In an unsurprising move, U.S. district court Judge Ketanji Jackson refused a Department of Justice request for a stay of her ruling that former Trump White House counsel Don McGahn is required to comply with subpoenas from House impeachment investigators. Her order also lifts the temporary stay she had placed on McGahn’s need to comply while she reviewed the Justice Department request.

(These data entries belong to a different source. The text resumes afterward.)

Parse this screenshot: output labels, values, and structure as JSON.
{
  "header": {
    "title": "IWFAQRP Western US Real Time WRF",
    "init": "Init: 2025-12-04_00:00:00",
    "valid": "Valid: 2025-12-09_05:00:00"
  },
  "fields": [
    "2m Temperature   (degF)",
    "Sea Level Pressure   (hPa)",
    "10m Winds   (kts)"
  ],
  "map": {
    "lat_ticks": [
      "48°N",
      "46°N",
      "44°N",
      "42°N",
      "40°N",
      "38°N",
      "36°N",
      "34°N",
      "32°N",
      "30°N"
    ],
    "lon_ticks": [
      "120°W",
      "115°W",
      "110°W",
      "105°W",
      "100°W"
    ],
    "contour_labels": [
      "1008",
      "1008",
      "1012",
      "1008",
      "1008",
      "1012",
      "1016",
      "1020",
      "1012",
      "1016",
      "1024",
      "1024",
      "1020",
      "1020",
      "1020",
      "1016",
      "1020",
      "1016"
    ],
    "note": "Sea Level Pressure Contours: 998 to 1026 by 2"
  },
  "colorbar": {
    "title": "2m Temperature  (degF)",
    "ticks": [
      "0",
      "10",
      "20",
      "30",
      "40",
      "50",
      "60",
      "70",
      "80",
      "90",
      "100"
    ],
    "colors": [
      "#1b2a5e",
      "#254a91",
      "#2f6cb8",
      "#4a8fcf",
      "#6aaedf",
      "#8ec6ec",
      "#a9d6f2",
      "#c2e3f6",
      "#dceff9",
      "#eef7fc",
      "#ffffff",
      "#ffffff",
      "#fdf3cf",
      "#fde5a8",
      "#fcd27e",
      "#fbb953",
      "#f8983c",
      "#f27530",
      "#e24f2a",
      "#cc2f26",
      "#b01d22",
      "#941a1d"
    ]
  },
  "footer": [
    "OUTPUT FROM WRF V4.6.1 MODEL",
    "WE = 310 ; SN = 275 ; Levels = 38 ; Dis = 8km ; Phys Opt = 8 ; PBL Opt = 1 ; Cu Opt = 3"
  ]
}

In practice, the refusal may mean little: The Justice Department has already appealed the decision to the U.S. Court of Appeals for the District of Columbia Circuit, and either that court or the Supreme Court will likely jump in to save the Trump administration’s bacon while those higher courts themselves contemplate whether the administration’s new claims of “absolute immunity” against constitutionally premised congressional oversight are something that they should now codify or whether it is still, as nearly every legal scholar asked to weigh in on the matter has opined, nonsensical drivel. That means McGahn’s testimony may still be delayed for some time, even though the eventual outcome is, presuming we are still a democracy, still a given. “Absolute immunity” is not a thing; administration officials cannot refuse to provide evidence of criminal wrongdoing to Congress in order to thwart oversight of their actions.
The most significant portion of Jackson’s decision, then, is the dim view it takes of Justice Department arguments. Jackson bases her refusal to issue a stay on the “exceedingly low” chances of the higher courts recognizing Justice Department claims, and fairly blasts the department for its “disingenuous” arguments in seeking one.
It also rejects the very premise that McGahn is “harmed” by having to give such testimony, stating that “compliance with a valid subpoena that a committee of Congress issues pursuant to Article I investigative powers is itself a legal duty, and therefore not an injury at all.”